Adrien IV, pour mieux conserver le temporel, attaque Frédéric Barberousse sur le spirituel. Il ne s’agit plus des investitures par un bâton courbé ou droit[10], mais du serment que les évêques prêtent à l’empereur ; il traite cette cérémonie de sacrilége, et cependant, sous main, il excite les peuples.

Les Milanais prennent cette occasion de recouvrer un peu de liberté, Frédéric les fait déclarer déserteurs et ennemis de l’empire, et par l’arrêt leurs biens sont livrés au pillage, et leurs personnes à l’esclavage : arrêt qui ressemble plutôt à un ordre d’Attila qu’à une constitution d’un empereur chrétien.

Adrien IV saisit ce temps de troubles pour redemander tous les fiefs de la comtesse Mathilde, le duché de Spolette, la Sardaigne, et la Corse. L’empereur ne lui donne rien ; il assiége Crême, qui avait pris le parti de Milan, prend Crême, et la pille. Milan respira, et jouit quelque temps du bonheur de devoir sa liberté à son courage.

Après la mort du pape Adrien IV, les cardinaux se partagent : la moitié élit le cardinal Roland, qui prend le nom d’Alexandre III, ennemi déclaré de l’empereur ; l’autre choisit Octavien, son partisan, qui s’appelle Victor. Frédéric Barberousse, usant de ses droits d’empereur, indique un concile à Pavie pour juger entre les deux compétiteurs : (février 1160) Alexandre refuse de reconnaître ce concile ; Victor s’y présente ; le concile juge en sa faveur ; l’empereur lui baise les pieds, et conduit son cheval comme celui d’Adrien. Il se soumettait à cette étrange cérémonie pour être réellement le maître.

Alexandre III, retiré dans Anagni, excommunie l’empereur, et absout ses sujets du serment de fidélité. On voit bien que le pape comptait sur le secours des rois de Naples et de Sicile[11]. Jamais un pape n’excommunia un roi sans avoir un prince tout prêt à soutenir par les armes cette hardiesse ecclésiastique : le pape comptait sur le roi de Naples et sur les plus grandes villes d’Italie.

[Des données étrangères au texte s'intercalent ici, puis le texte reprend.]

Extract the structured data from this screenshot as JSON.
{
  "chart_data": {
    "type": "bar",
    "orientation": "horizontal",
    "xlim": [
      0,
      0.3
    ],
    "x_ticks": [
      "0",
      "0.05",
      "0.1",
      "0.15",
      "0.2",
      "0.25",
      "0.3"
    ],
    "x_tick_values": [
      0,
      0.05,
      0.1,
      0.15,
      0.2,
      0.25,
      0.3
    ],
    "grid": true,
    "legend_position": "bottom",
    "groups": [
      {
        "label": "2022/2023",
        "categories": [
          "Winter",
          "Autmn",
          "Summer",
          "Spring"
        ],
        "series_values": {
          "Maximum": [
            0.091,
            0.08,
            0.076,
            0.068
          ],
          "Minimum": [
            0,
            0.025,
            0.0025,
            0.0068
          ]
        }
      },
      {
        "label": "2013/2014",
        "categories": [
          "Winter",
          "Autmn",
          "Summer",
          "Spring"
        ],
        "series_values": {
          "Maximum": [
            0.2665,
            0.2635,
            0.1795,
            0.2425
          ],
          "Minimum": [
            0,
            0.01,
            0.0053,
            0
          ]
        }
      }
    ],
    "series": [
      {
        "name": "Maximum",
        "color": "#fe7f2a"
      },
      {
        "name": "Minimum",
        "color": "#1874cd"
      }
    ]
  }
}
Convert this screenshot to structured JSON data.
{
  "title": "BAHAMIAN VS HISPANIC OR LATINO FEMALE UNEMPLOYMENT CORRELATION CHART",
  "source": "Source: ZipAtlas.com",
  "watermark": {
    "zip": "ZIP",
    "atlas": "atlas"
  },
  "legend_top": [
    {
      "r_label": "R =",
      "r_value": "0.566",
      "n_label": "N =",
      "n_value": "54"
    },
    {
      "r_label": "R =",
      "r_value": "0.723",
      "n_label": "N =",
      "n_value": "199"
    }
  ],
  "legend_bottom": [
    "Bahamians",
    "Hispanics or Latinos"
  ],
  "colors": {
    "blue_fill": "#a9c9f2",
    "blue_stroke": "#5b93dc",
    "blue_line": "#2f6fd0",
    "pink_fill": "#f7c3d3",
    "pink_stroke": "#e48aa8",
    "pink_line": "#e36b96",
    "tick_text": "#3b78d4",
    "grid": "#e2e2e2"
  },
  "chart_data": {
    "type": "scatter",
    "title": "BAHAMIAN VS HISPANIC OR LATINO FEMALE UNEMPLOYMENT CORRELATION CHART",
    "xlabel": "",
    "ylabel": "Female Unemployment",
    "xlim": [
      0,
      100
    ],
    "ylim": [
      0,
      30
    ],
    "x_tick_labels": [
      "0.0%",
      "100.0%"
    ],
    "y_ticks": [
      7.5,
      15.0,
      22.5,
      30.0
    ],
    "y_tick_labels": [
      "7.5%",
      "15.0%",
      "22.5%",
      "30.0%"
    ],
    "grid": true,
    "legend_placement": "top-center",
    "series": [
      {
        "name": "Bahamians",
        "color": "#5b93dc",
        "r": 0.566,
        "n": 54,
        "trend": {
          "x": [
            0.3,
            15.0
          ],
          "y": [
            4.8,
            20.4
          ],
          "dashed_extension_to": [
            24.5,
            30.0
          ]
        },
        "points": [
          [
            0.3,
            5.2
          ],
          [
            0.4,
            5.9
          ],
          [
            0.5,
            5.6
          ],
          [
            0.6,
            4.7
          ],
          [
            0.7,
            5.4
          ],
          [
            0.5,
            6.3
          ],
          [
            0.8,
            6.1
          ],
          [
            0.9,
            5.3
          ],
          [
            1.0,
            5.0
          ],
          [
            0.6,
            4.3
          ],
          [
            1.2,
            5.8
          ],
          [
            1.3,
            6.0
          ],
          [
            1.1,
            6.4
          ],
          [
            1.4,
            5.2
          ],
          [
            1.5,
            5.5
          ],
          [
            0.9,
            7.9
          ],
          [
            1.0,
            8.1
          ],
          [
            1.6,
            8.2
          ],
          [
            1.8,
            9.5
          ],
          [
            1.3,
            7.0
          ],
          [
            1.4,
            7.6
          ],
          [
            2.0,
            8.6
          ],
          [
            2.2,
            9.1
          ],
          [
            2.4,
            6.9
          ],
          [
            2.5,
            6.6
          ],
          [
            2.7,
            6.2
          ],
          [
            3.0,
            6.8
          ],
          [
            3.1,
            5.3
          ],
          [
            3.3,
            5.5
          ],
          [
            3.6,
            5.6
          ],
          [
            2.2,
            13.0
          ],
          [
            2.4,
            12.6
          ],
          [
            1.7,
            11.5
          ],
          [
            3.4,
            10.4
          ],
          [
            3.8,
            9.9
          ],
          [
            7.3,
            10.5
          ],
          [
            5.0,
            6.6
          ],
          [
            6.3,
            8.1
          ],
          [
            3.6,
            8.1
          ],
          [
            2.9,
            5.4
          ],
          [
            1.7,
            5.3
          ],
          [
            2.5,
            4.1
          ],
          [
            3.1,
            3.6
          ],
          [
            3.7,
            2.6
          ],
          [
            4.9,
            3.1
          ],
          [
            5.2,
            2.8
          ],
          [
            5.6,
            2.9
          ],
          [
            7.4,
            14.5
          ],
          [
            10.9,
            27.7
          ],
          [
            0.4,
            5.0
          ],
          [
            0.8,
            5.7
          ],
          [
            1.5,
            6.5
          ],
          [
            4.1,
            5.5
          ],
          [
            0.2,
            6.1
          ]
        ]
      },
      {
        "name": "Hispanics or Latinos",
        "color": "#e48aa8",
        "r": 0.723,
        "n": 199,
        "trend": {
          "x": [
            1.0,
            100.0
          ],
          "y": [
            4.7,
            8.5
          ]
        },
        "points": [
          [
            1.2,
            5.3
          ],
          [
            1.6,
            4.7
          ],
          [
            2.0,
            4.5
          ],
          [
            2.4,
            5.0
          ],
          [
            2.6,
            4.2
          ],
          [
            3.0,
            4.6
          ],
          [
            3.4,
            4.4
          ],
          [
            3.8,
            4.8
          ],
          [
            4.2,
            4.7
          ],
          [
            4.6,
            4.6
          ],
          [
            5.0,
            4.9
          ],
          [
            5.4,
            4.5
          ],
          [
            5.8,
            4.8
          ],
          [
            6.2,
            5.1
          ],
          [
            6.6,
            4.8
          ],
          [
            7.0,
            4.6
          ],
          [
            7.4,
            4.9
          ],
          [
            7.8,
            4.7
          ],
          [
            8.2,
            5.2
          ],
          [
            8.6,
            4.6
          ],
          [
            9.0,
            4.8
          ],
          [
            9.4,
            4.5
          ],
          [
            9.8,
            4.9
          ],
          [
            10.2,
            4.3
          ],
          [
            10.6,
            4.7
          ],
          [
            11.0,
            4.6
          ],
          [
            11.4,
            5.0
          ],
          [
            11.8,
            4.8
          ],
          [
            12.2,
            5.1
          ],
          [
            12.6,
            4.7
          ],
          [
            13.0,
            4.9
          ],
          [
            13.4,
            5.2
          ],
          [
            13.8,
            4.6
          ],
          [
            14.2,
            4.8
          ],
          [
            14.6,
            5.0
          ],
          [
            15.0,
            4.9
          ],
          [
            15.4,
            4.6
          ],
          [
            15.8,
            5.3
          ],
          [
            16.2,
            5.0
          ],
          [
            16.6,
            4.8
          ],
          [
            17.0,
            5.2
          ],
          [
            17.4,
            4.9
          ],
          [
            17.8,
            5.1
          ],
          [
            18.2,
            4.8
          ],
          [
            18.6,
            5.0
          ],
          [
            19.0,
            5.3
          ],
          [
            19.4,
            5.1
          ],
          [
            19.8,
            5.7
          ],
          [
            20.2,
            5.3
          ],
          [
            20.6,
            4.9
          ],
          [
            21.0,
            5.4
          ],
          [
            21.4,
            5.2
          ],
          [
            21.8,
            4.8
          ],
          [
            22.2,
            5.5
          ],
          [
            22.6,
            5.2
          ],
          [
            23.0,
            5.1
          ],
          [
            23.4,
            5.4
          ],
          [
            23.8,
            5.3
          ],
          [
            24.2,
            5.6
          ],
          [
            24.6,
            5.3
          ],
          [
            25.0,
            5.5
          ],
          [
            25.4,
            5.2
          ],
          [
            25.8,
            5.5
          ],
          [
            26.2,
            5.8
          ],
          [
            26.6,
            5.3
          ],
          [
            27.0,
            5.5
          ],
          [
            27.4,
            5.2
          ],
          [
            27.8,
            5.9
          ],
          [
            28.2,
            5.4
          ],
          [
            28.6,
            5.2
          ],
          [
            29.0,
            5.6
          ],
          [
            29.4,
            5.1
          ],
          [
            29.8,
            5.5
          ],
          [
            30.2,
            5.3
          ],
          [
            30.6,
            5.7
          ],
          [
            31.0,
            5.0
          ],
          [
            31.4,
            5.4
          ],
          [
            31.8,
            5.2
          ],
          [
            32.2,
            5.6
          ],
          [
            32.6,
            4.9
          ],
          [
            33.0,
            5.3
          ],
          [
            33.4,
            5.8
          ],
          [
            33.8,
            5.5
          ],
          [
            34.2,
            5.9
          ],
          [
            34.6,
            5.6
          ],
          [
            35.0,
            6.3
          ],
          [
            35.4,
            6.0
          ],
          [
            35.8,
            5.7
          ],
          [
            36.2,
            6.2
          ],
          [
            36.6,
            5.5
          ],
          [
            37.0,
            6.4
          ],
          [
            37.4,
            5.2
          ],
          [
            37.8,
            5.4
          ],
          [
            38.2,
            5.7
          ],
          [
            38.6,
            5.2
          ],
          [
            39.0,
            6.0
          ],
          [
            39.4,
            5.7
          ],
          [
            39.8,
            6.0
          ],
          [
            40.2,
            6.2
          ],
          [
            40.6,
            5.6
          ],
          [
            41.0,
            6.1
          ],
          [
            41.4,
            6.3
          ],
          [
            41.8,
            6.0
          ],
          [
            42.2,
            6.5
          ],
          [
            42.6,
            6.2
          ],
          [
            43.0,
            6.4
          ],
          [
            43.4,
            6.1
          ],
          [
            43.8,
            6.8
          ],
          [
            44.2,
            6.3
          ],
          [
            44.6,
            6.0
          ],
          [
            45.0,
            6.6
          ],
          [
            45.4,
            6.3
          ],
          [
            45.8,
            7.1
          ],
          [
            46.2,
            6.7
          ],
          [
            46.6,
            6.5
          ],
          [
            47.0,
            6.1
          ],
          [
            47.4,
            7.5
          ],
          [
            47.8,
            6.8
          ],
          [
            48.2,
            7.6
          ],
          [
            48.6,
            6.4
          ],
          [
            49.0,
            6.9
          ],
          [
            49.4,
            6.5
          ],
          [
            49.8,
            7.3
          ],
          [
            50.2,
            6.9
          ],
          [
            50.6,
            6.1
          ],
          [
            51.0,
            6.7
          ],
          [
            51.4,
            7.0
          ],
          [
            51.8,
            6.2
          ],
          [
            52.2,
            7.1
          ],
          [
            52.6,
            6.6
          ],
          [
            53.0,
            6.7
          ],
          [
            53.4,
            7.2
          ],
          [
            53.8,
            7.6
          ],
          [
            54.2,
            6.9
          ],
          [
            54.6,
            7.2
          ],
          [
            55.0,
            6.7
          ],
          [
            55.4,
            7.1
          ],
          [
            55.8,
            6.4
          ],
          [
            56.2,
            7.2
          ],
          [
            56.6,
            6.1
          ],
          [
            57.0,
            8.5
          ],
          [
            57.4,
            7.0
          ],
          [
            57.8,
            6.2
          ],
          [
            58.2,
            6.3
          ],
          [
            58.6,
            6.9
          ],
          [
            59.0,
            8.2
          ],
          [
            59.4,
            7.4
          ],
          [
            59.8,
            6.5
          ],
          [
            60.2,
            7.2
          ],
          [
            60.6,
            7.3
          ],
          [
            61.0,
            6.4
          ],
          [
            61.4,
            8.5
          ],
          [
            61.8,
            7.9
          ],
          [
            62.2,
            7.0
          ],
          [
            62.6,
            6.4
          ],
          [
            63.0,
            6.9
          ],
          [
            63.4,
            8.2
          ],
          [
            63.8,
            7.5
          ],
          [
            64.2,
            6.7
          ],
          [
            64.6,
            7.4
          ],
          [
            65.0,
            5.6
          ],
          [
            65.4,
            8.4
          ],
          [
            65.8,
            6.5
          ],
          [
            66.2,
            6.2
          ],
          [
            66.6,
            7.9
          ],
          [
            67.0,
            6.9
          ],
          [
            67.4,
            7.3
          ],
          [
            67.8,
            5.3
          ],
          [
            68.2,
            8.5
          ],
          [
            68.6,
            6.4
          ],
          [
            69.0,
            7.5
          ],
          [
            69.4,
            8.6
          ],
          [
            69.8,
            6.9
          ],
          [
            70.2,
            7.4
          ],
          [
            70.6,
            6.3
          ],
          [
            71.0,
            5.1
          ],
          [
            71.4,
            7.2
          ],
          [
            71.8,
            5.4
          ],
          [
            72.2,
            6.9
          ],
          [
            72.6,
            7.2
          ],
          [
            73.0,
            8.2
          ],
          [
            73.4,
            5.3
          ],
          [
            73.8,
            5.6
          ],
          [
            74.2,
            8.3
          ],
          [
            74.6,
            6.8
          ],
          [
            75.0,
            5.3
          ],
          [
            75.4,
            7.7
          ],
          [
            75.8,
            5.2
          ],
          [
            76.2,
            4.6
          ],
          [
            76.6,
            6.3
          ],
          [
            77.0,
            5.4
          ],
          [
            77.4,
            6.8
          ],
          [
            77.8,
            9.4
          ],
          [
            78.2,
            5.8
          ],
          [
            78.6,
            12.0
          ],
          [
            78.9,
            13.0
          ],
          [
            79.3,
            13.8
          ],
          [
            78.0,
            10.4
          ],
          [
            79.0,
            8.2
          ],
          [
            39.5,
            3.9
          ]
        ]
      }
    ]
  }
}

1161. Les Milanais profitent de ces divisions: ils osent attaquer l’armée impériale à Carentia, à quelques milles de Lodi, et remportent une grande victoire. Si les autres villes d’Italie avaient secondé Milan, c’était le moment pour délivrer à jamais ce beau pays du joug étranger.

1162. L’empereur rétablit son armée et ses affaires: les Milanais, bloqués, manquent de vivres ; ils capitulent. Les consuls et huit chevaliers, chacun l’épée nue à la main, viennent mettre leurs épées aux pieds de l’empereur à Lodi. L’empereur révoque l’arrêt qui condamnait les citoyens à la servitude, et qui livrait leur ville au pillage (le 27 mars) ; mais à peine y est-il entré qu’il fait démolir les portes, les remparts, tous les édifices publics; et on sème du sel sur leurs ruines, selon l’ancien préjugé, très-faux, que le sel est l’emblème de la stérilité. Les Huns, les Goths, les Lombards, n’avaient pas ainsi traité l’Italie.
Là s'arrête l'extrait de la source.